- Removing the inessentials is not a form of punishment; it is an act of joy.
- “He who knows that he has enough–is rich” (Tao te Ching).
- “The highest goodness is like water” (Peter France, Hermits: The Insights of Solitude).
- My defects have been pride and prejudice. I grew up with an overvaluation of my own self-worth and with an undervaluation of the worth of others. Then I felt shame and a sense of injustice. These–admonitions–have shown me the way forward.
- “The monk’s fast dries up the stream of voluptuousness” (France, p. 35).
- “Abbas Macarins used to say that a bad word will make even a good person bad, but a good word will make even a bad person good” (Anecdote in France, p. 29).
- The corridors of the past are wider than we think. On Monday, I dwelt in the walking memory of my childhood home for all eternity.
- A tree shimmering in the wind is too much to take in. To do it justice, one must adopt a new way of seeing.

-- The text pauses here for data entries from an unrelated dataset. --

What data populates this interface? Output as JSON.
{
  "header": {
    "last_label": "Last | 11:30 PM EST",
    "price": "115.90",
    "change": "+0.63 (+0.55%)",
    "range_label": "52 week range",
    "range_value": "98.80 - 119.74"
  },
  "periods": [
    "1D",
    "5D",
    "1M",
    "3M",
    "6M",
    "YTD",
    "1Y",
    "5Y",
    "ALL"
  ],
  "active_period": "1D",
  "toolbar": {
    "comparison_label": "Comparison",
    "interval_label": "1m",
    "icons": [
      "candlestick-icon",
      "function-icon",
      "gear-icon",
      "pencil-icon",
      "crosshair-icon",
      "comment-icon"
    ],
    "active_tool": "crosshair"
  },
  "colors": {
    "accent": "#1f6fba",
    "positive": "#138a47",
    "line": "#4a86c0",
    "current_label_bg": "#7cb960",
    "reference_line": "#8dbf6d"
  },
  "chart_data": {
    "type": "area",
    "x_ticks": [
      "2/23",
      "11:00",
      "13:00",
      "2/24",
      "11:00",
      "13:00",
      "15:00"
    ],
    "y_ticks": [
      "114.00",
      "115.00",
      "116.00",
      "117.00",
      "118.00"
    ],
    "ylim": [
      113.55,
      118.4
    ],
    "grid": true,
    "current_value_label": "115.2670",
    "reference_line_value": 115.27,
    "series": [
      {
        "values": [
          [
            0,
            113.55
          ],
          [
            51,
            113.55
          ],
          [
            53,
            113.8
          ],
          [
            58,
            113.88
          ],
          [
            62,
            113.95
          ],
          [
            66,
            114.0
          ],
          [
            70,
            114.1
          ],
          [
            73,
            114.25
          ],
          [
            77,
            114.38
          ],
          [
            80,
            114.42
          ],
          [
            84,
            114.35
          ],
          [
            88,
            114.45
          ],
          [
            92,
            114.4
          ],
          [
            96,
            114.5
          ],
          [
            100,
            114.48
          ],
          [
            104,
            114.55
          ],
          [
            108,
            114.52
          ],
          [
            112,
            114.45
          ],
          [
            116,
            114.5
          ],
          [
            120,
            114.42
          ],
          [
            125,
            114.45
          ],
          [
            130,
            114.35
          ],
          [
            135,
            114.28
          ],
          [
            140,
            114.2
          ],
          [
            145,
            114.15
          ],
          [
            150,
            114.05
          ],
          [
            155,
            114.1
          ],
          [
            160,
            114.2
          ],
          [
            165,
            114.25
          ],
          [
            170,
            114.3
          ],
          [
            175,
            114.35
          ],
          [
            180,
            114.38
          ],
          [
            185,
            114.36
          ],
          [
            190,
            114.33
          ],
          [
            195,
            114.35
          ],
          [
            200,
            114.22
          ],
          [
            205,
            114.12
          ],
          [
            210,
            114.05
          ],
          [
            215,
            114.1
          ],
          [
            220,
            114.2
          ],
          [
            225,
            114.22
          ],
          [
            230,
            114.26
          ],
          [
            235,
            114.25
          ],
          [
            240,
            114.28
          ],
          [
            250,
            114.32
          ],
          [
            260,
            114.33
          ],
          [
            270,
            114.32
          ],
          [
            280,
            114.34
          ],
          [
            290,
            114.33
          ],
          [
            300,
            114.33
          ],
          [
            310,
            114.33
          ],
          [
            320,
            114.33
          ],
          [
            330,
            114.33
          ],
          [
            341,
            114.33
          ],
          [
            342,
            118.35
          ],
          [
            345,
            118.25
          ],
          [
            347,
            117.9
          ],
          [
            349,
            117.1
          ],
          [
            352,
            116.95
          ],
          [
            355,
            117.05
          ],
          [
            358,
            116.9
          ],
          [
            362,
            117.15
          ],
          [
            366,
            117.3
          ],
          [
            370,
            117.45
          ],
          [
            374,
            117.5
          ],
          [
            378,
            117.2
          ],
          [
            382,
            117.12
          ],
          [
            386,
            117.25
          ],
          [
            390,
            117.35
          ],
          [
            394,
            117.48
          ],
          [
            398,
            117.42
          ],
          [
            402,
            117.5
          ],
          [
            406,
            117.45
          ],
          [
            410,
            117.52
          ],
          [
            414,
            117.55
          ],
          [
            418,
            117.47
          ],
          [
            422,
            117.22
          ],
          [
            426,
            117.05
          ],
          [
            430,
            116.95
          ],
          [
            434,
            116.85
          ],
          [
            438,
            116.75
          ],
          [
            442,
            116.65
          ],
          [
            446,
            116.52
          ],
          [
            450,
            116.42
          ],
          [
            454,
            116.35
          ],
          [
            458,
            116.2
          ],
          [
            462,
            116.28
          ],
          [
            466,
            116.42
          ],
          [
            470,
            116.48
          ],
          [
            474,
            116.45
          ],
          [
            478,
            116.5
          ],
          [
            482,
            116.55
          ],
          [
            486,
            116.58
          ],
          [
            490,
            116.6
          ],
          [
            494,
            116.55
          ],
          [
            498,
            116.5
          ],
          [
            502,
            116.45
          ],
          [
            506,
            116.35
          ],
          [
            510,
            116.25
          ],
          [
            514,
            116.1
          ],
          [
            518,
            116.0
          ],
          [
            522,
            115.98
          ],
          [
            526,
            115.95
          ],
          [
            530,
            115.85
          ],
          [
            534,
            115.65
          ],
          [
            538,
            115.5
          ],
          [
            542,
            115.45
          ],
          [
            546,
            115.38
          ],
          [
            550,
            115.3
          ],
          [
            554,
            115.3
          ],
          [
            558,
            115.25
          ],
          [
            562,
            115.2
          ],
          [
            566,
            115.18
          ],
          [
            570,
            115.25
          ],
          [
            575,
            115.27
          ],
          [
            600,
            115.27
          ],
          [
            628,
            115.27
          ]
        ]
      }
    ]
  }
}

- It has been held, not least by me, that self-control is wanting in the present age. This is no doubt true, but it is also untrue. It is untrue because one thinks nothing of self-control when the environment in which self-control had mattered has changed. I thought nothing of checking my email or of fulfilling my worldly affairs when I existed in the physical/supra-physical space of the sanctuary. The lesson is that self-control is not a question when one’s environment is conducive to something higher.
- Practical affairs do come calling: sometimes in the guise of a UPS man ringing the doorbell with a sidelong glance.